PeHub reports that Tony wanted to IPO, but Zappos’s VC backer, Sequoia’s Michael Moritz, craved liquidity and forced the sale.
This jibes with a survey we reported that showed, more than anything else, VCs these days are “very worried about exits.”
The decision to sell hot online shoe retailer Zappos to Amazon.com was more in line with the interests of Sequoia Capital than the company’s CEO, according to two sources close to the company.
One of the sources says Zappos was financially strong enough to wait for the IPO market to recover, if it chose to go that route. The source, a Zappos shareholder who has seen the company’s income statement reports, said that the company did over $1 billion in gross revenue in 2008, $625 million in net revenue and had an EBITA greater than $40 million.
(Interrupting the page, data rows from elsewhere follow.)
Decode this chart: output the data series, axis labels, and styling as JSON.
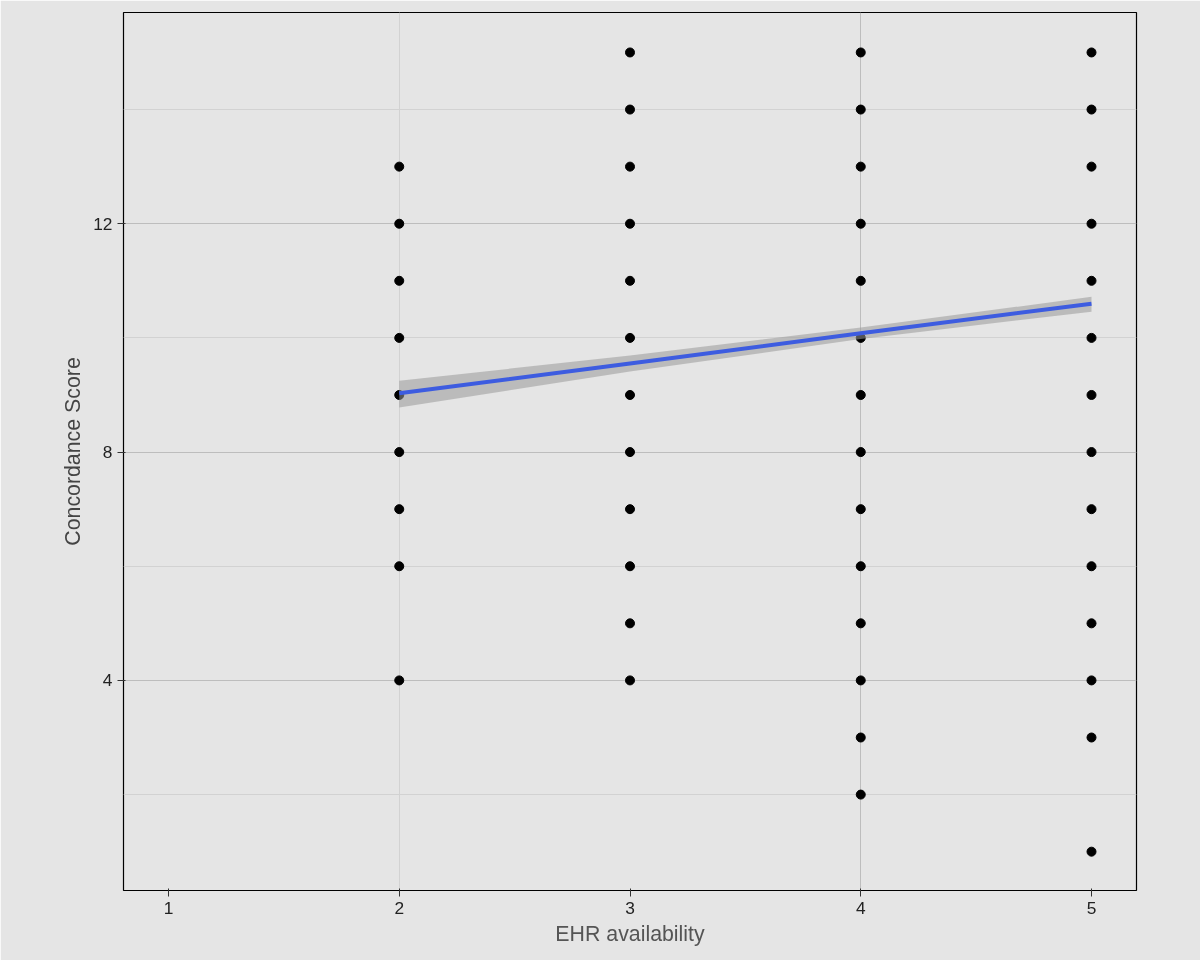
{
  "chart_data": {
    "type": "scatter",
    "xlabel": "EHR availability",
    "ylabel": "Concordance Score",
    "xlim": [
      0.805,
      5.195
    ],
    "ylim": [
      0.32,
      15.7
    ],
    "xticks": [
      1,
      2,
      3,
      4,
      5
    ],
    "yticks": [
      4,
      8,
      12
    ],
    "grid": true,
    "series": [
      {
        "marker": "circle",
        "color": "#000000",
        "x": [
          2,
          2,
          2,
          2,
          2,
          2,
          2,
          2,
          2,
          3,
          3,
          3,
          3,
          3,
          3,
          3,
          3,
          3,
          3,
          3,
          3,
          4,
          4,
          4,
          4,
          4,
          4,
          4,
          4,
          4,
          4,
          4,
          4,
          4,
          4,
          5,
          5,
          5,
          5,
          5,
          5,
          5,
          5,
          5,
          5,
          5,
          5,
          5,
          5
        ],
        "values": [
          13,
          12,
          11,
          10,
          9,
          8,
          7,
          6,
          4,
          15,
          14,
          13,
          12,
          11,
          10,
          9,
          8,
          7,
          6,
          5,
          4,
          15,
          14,
          13,
          12,
          11,
          10,
          9,
          8,
          7,
          6,
          5,
          4,
          3,
          2,
          15,
          14,
          13,
          12,
          11,
          10,
          9,
          8,
          7,
          6,
          5,
          4,
          3,
          1
        ]
      },
      {
        "type": "line",
        "color": "#3d5ce0",
        "x": [
          2,
          3,
          4,
          5
        ],
        "values": [
          9.03,
          9.55,
          10.08,
          10.6
        ],
        "lower": [
          8.78,
          9.41,
          9.98,
          10.46
        ],
        "upper": [
          9.25,
          9.69,
          10.18,
          10.72
        ]
      }
    ]
  }
}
Zappos had raised $49.1 million from venture investors since its inception, most of it from Sequoia, according Thomson Reuters (publisher of PEHub.com). The Zappos shareholder, who says he has seen the company’s capitalisation tables, says Sequoia had a 3x or 3.5x liquidity preference associated with the shares it purchased.
“When Mike [Moritz, a GP with Sequoia] came in, he came in at a high valuation, but he countered that with a very high liquidation preference,” the shareholder says. “It puts management on one side of the table and investors on the other. Then there’s always pressure to sell the company.”
At least two sources who do not hold board seats, but are directly involved with Zappos, indicated that Moritz and Zappos CEO Tony Hsieh came into conflict about the company’s future. Moritz, the sources say, wanted Zappos to sell while Hsieh wanted to remain independent.